Out of the flatness of the Marsh a third party had appeared. Hidden
by the height of Charlotte's horse, and having taken advantage of the
cover of a deep dyke that ran all the way from the highroad to Mother
Handaway's field-bound cottage, Merry had approached unseen, and
quietly walked round the head of Charlotte's horse upon them.

Dr. Syn's first impulse was to turn angrily upon the intruder, but
he found himself unable to turn away from Charlotte. The sudden
interruption of a conversation so intimate was enough to have thrown
any girl into confusion.
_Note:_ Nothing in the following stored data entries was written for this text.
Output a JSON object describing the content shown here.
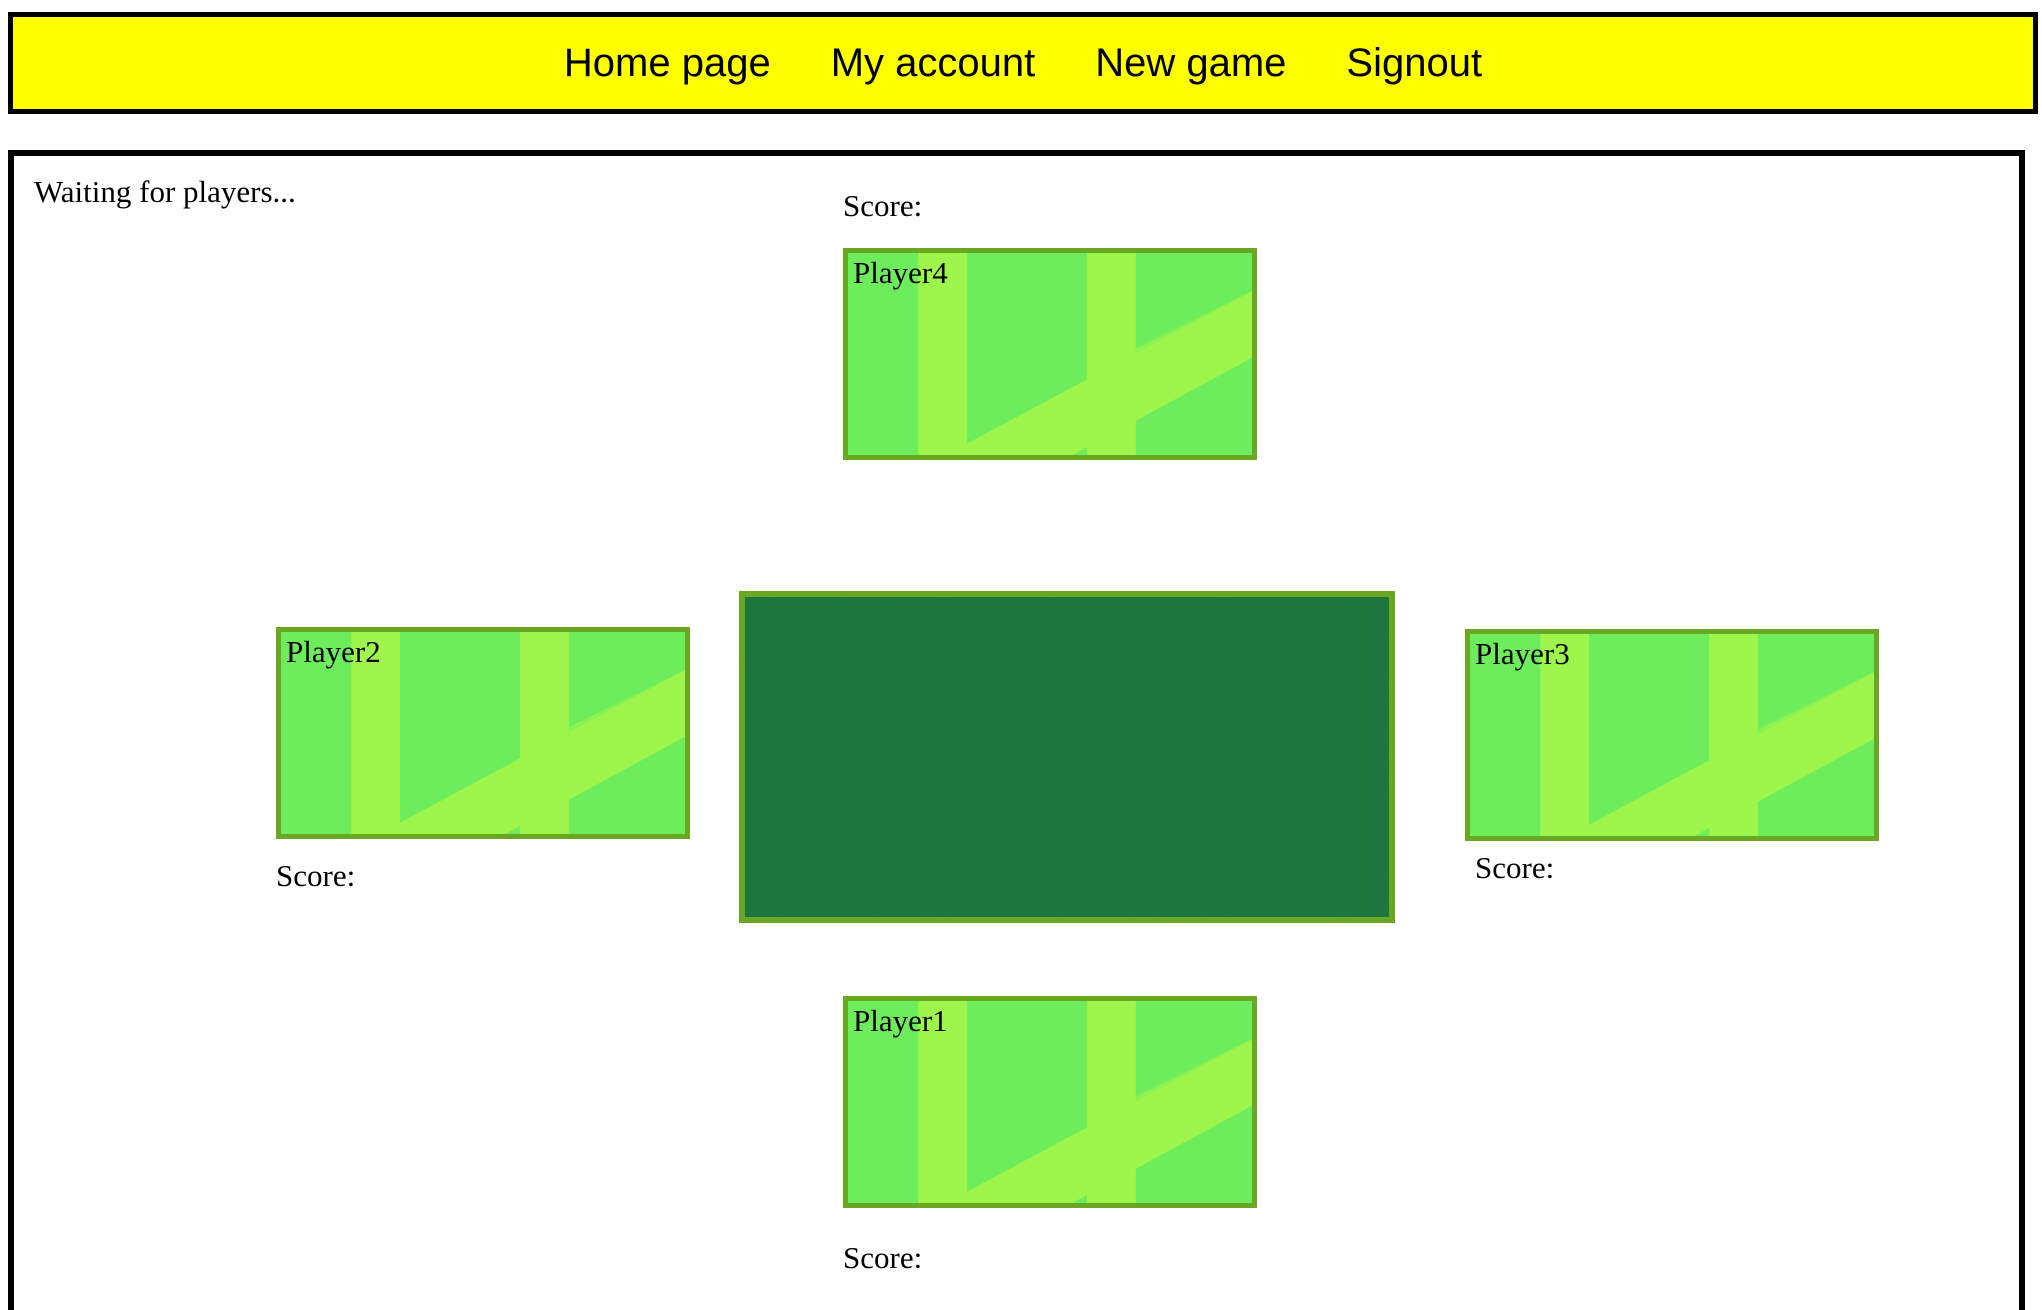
{
  "nav": {
    "items": [
      "Home page",
      "My account",
      "New game",
      "Signout"
    ]
  },
  "status": "Waiting for players...",
  "players": {
    "player1": {
      "name": "Player1",
      "score_label": "Score:"
    },
    "player2": {
      "name": "Player2",
      "score_label": "Score:"
    },
    "player3": {
      "name": "Player3",
      "score_label": "Score:"
    },
    "player4": {
      "name": "Player4",
      "score_label": "Score:"
    }
  },
  "colors": {
    "nav_bg": "#ffff00",
    "hand_bg": "#6ded5c",
    "hand_stripe": "#9ef54b",
    "hand_border": "#6aa824",
    "table_felt": "#166d35"
  }
}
She had at least been seen leaning towards the
man she loved so closely that her kiss curl caressed his face, and it
was quite probable that her last words of love which she had spoken
with all the conviction of her brave nature had been overheard. Yet no
blush of shame was apparent on her cheeks as she very slowly raised her
eyes, dancing with smiles, towards the intruder. It seemed to Dr. Syn
that she was as proud of being surprised in her present attitude as she
had boasted she would be beneath his scaffold.

“Good evening, Mr. Merry,” she said, in a voice clear of any
embarrassment. The love that had shown from her eyes during her
confession still danced in them. She had not troubled to alter her
expression. Mr. Merry might have been her dearest confidant for all the
trouble she took to disguise her feelings.
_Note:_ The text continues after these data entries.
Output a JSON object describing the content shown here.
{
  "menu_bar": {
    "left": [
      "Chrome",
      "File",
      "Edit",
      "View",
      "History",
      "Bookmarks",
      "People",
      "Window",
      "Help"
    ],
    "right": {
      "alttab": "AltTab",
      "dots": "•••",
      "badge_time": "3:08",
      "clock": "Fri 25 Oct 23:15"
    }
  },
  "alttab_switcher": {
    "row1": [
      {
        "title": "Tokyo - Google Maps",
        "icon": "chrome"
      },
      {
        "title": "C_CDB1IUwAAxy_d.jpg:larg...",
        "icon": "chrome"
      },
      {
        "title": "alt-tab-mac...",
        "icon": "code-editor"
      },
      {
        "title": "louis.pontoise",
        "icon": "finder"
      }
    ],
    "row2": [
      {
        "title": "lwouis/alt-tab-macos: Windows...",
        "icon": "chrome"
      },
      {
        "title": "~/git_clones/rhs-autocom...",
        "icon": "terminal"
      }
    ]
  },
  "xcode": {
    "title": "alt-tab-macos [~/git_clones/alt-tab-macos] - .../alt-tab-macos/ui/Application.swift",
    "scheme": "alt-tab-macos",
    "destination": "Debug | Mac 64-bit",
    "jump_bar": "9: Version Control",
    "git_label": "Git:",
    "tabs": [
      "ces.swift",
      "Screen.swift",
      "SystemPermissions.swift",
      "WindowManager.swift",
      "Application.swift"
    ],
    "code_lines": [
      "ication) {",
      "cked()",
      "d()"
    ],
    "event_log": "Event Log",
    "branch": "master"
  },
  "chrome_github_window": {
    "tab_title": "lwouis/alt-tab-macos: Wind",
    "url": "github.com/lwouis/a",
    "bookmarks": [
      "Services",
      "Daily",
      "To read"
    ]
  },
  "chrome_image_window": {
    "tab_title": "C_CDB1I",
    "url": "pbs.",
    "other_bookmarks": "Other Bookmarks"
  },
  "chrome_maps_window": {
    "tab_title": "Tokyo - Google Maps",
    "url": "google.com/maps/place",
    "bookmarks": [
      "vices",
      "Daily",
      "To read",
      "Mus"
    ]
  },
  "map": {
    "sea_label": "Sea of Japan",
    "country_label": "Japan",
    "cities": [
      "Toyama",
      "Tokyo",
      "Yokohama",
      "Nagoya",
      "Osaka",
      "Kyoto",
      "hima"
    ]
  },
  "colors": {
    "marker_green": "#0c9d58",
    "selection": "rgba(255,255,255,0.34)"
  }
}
With the doctor it was different. Automatically, imperceptibly and
yet rapidly he changed. When he turned towards Merry he was the kindly,
elderly parson with something of a stoop that was so familiar a figure
to all on Romney Marsh. He looked at Merry's sea-boots, wet with dyke
water, and his kindly eyes took on an expression of reproof.

“You ought to know better, my man, than to spring out of a
hiding-place without warning when a sensitive animal like Miss
Charlotte's horse is standing near. It was foolish. I thought you had
horse sense.”

Without waiting for his reply he turned to Charlotte's horse and ran
his hand beneath the girth. “No, it is not too tight, my dear, though
perhaps the saddle needs adjusting.”

“Help me to dismount then,” she said, “and while you fix it, I will
just run over the field to speak to poor Mother Handaway. She is
standing by the stable door talking to someone, and she will be hurt if
I ride away without a word.”

Dr. Syn walked round to the near side of Charlotte's horse. As he
lifted her from the saddle, he was again aware that Charlotte made no
attempt at hiding her love for him in front of Merry, who at a nod from
his master had sullenly complied by holding the animal's head.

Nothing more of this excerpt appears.